Para Mendel, dentre outras coisas, era possível a conciliação entre as curvas de Trotsky e Kondratiev. Ele centrava sua análise de convergência entre ambas teorias a partir do desenvolvimento econômico, algo não muito diferente (em partes) do que protagonizou Schumpeter. Ora, para Trotsky as questões referentes ao desenvolvimento econômico sempre estiveram no centro de suas preocupações. Embora raramente as tenha organizado em artigos ou livros de maneira sistemática, suas conclusões partiram a partir desta premissa. E em nenhum momento o teórico e líder bolchevique esboçou conclusões semelhantes às de Kondratiev. Pelo contrário! A despeito de toda a polêmica gerada, inclusive nos círculos marxistas, há dois mecanismos analíticos, inclusive muito mais próximos do método científico usado por Trotsky, que nos ajudam a elucidar estas questões: a regulação econômica pela «lei do valor», desenvolvida por Preobrazhensky, e a direção do desenvolvimento, expressa por Engels.

 

No que concerne ao período em que foram escritas ambas as teses, vale ressaltar, primeiramente, que a de Kondratiev é posterior à de Trotsky. No entanto, a despeito da época, o que pesa entre as duas é de fato a perspectiva sobre a dinâmica das crises dentro do capitalismo. Se para aquele a crise pela qual passava o sistema era grave, porém momentânea, já que não era mais que uma fase de passagem para outro período de expansão do capitalismo, para o trotskysmo em geral era igualmente mais uma dentre outras tantas crises, porém sem caráter terminal. Isso porque era muito mais grave que as anteriores, já que vínhamos de uma guerra mundial que praticamente destruiu – ao menos naquele momento – seu «equilíbrio dinâmico».
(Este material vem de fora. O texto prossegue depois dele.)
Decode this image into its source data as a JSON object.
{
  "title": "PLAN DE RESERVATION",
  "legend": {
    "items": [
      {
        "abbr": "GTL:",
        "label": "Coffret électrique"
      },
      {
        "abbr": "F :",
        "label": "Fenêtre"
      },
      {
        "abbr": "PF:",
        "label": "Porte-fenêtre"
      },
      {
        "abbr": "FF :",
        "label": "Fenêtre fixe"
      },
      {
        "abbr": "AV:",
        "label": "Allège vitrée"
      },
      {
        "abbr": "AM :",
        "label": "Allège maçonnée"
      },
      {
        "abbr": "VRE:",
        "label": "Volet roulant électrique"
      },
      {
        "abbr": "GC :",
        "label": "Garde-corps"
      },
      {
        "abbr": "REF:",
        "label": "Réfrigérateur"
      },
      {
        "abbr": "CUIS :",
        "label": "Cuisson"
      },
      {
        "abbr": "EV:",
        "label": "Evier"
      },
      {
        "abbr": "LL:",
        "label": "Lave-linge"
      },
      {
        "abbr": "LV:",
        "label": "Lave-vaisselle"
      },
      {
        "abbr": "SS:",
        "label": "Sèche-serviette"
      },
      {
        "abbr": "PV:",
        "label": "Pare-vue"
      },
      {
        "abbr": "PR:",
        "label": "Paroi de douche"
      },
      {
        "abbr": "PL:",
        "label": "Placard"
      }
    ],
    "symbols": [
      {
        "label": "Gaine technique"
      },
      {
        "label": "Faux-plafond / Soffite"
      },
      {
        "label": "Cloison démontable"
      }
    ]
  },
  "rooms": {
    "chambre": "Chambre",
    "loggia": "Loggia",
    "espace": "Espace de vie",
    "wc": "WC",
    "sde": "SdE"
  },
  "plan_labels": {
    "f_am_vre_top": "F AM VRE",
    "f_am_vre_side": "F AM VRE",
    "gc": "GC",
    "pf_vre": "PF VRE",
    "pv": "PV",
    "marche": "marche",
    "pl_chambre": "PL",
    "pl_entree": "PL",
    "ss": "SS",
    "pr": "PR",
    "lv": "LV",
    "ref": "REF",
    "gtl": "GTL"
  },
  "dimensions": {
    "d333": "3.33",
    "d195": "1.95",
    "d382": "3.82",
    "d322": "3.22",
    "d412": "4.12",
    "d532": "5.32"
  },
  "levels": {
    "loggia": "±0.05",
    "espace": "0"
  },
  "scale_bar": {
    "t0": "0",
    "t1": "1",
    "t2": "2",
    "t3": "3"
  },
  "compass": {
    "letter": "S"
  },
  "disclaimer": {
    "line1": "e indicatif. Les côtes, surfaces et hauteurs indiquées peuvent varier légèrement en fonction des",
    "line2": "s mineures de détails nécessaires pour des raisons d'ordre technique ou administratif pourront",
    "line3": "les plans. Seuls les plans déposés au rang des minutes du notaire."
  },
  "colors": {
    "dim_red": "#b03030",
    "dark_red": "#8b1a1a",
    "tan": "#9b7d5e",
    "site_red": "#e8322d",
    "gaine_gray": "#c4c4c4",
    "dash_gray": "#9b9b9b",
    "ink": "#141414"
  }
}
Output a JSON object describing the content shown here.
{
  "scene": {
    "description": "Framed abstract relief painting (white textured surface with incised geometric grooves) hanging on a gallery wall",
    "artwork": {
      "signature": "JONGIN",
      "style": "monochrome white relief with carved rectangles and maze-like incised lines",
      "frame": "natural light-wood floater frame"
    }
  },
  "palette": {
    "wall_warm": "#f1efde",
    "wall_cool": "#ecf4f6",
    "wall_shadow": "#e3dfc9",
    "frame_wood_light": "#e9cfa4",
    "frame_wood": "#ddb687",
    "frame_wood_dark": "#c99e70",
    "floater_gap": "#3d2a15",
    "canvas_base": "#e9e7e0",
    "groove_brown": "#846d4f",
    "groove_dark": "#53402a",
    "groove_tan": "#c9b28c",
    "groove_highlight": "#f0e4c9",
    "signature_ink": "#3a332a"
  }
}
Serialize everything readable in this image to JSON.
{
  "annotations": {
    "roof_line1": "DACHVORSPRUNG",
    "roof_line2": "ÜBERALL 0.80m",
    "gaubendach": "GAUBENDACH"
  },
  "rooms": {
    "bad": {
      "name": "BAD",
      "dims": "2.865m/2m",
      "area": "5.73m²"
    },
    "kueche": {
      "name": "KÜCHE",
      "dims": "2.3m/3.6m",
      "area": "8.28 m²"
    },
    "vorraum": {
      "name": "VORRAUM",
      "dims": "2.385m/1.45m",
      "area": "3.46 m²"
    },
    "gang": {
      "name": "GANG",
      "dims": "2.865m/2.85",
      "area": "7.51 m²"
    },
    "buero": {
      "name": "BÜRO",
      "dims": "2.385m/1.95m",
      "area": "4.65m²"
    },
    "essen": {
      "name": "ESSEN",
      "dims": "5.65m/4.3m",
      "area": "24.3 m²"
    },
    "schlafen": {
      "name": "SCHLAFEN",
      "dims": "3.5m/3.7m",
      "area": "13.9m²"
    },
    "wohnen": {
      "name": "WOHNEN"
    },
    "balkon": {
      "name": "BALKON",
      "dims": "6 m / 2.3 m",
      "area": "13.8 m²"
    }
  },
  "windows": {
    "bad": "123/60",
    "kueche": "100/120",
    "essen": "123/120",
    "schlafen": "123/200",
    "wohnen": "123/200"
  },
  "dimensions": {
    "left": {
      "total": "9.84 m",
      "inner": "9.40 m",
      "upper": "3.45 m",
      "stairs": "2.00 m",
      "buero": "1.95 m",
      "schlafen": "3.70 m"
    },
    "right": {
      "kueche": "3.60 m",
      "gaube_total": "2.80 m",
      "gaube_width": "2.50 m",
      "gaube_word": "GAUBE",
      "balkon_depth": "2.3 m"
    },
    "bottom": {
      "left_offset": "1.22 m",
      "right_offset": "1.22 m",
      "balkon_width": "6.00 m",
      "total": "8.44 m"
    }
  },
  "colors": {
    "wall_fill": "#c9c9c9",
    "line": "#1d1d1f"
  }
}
Assim, sob essa perspectiva, essa desorganização demoraria anos para se encerrar. E não morreria de morte morrida; seria necessária uma grande derrota em escala global dos movimentos sociais e de um problemático rearranjo internacional, difícil naquele momento. Isso abriria espaço para organizar uma ofensiva revolucionária socialista mundial, abrindo a possibilidade de uma derrota definitiva do capitalismo. Em suma, enquanto para Kondratiev o capitalismo possuía uma dinâmica própria, independente inclusive de fatores a ela externos, para Trotsky e outros bolcheviques, a crise seria superada somente mediante a derrota da classe trabalhadora em âmbito mundial, o que veio de fato a ocorrer, isolando a ex-URSS e possibilitando - fruto da antiga sociedade - a ascensão de uma burocracia estatal, liderada por Stálin, que levaria a cabo o primeiro estado operário da história.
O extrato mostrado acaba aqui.